Bishop joins other faith leaders in highlighting the issues of Food Poverty
Bishop Richard to fast on March 18th as part of a national campaign to End Hunger Fast.
Bishop Richard is joining several other Bishops and national faith leaders, celebrities and food bank volunteers in a “fast relay” throughout Lent. The fast follows a call from a new grassroots campaign - End Hunger Fast – for the UK government to act on Britain’s growing hunger crisis.
Bishop Richard is keenly aware from churches around the region of the growing crisis with those going hungry. Attendance at Foodbanks across our region has steadily increased and as austerity grips there is an increasing need to highlight the underlying issues.
Bishop Richard said “the scandal of food poverty is something churches across our diocese tackle daily. End Hunger Fast is a wakeup call to society, politicians and leaders that we can no longer get away with tackling the symptoms of food poverty. Now is the time to properly protect the vulnerable from being failed by a society that should have resources to make sure no one goes hungry”
Food banks around the UK are reporting that the number of people needing food aid is still rising, as the poorest miss out on the economic recovery.

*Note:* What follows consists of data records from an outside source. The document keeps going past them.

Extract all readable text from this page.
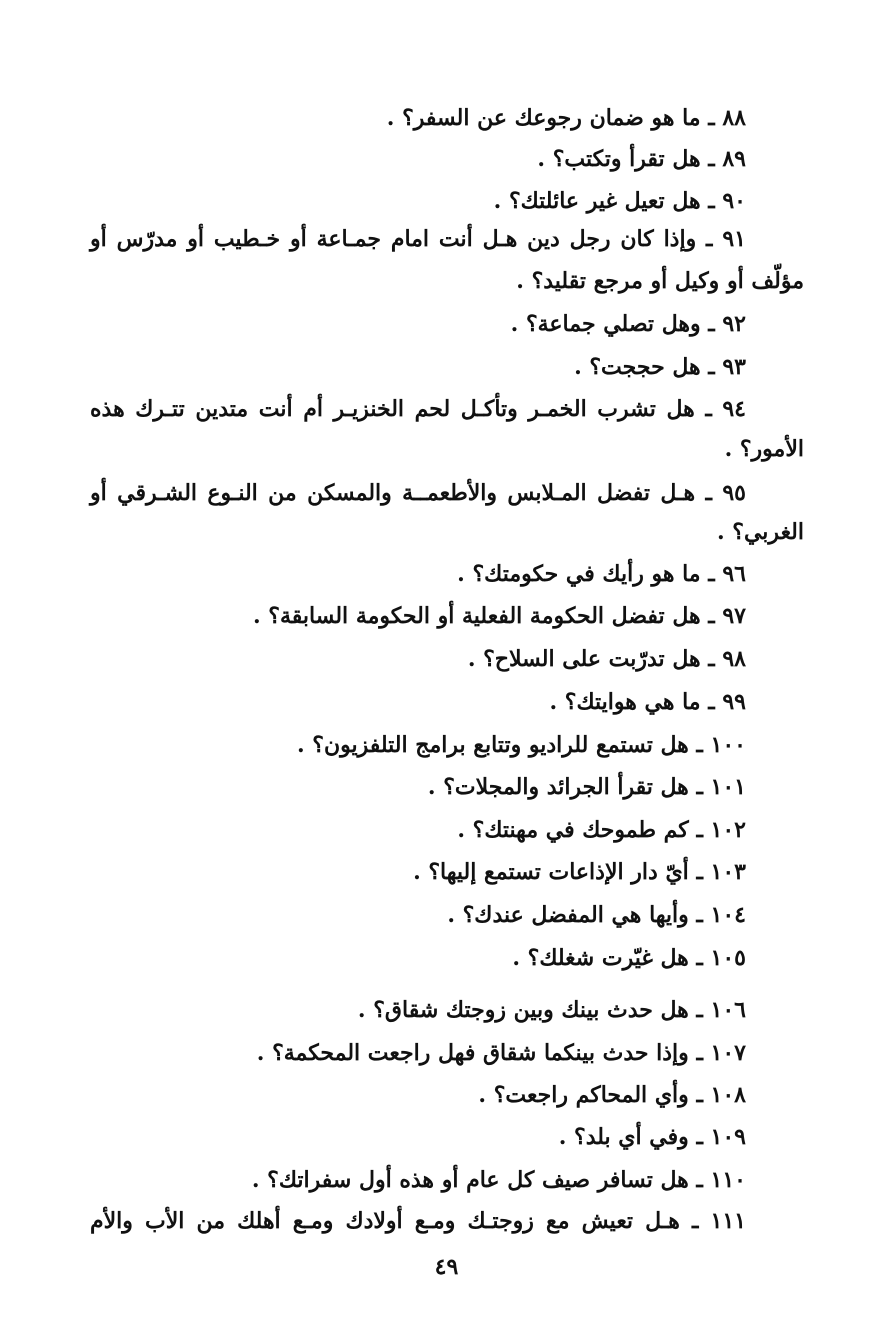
٨٨ ـ ما هو ضمان رجوعك عن السفر؟ .
٨٩ ـ هل تقرأ وتكتب؟ .
٩٠ ـ هل تعيل غير عائلتك؟ .
٩١ ـ وإذا كان رجل دين هـل أنت امام جمـاعة أو خـطيب أو مدرّس أو
مؤلّف أو وكيل أو مرجع تقليد؟ .
٩٢ ـ وهل تصلي جماعة؟ .
٩٣ ـ هل حججت؟ .
٩٤ ـ هل تشرب الخمـر وتأكـل لحم الخنزيـر أم أنت متدين تتـرك هذه
الأمور؟ .
٩٥ ـ هـل تفضل المـلابس والأطعمــة والمسكن من النـوع الشـرقي أو
الغربي؟ .
٩٦ ـ ما هو رأيك في حكومتك؟ .
٩٧ ـ هل تفضل الحكومة الفعلية أو الحكومة السابقة؟ .
٩٨ ـ هل تدرّبت على السلاح؟ .
٩٩ ـ ما هي هوايتك؟ .
١٠٠ ـ هل تستمع للراديو وتتابع برامج التلفزيون؟ .
١٠١ ـ هل تقرأ الجرائد والمجلات؟ .
١٠٢ ـ كم طموحك في مهنتك؟ .
١٠٣ ـ أيّ دار الإذاعات تستمع إليها؟ .
١٠٤ ـ وأيها هي المفضل عندك؟ .
١٠٥ ـ هل غيّرت شغلك؟ .
١٠٦ ـ هل حدث بينك وبين زوجتك شقاق؟ .
١٠٧ ـ وإذا حدث بينكما شقاق فهل راجعت المحكمة؟ .
١٠٨ ـ وأي المحاكم راجعت؟ .
١٠٩ ـ وفي أي بلد؟ .
١١٠ ـ هل تسافر صيف كل عام أو هذه أول سفراتك؟ .
١١١ ـ هـل تعيش مع زوجتـك ومـع أولادك ومـع أهلك من الأب والأم
٤٩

Figures published by leading food aid charity Trussell Trust reveal that between April and December last year, 32,000 people in our region were fed by Trussell Trust foodbanks. Nationally, this figure was over 600,000. Adding to this picture is the steep rise in malnutrition admissions to local hospitals. Nationally admissions are up from 3,000 to 5,500 since 2008.
Over half of people using food banks have been put in that situation by cut backs to, and failures in, the benefit system – whether it be payment delays or punitive sanctions.
In response to this, food bank volunteers, church groups and poverty activists around the UK have united to launch End Hunger Fast. The grassroots campaign brings people from across the country together to call on the Government to meet its duty of care to UK citizens and take immediate action on welfare, wages and food markets – three of the biggest contributors to the problem.
Supporting church groups, many of whom are also involved with running food banks, plan to sign up thousands of supporters for a national day of fasting.
Professor Dowler from Warwick University came out this week in favour of the faith leaders’ campaign. This will be considered a major move given her role as author of the Department of Food, Agriculture and Environmental Affairs report into Household Food Security published last week. [Prof Dowler said,
“For many food insecure households, asking for food assistance is a strategy of last resort, and the international evidence suggests many who need help do not ask for it. There is growing urgency to proclaim the realities of many people’s lives, and local churches and other faith groups can work with local government to provide this voice.
We need wider adoption of the Living Wage and proper work contracts, so that people can have sustainable livelihoods, rather than charity. Most of all, we need to lament a wealthy country which has allowed a relatively small, long-standing problem to become an urgent, crying shame.
I commend the End Hunger Fast to you, as a way of lamenting, and standing alongside those who struggle, while speaking truth to those in power.”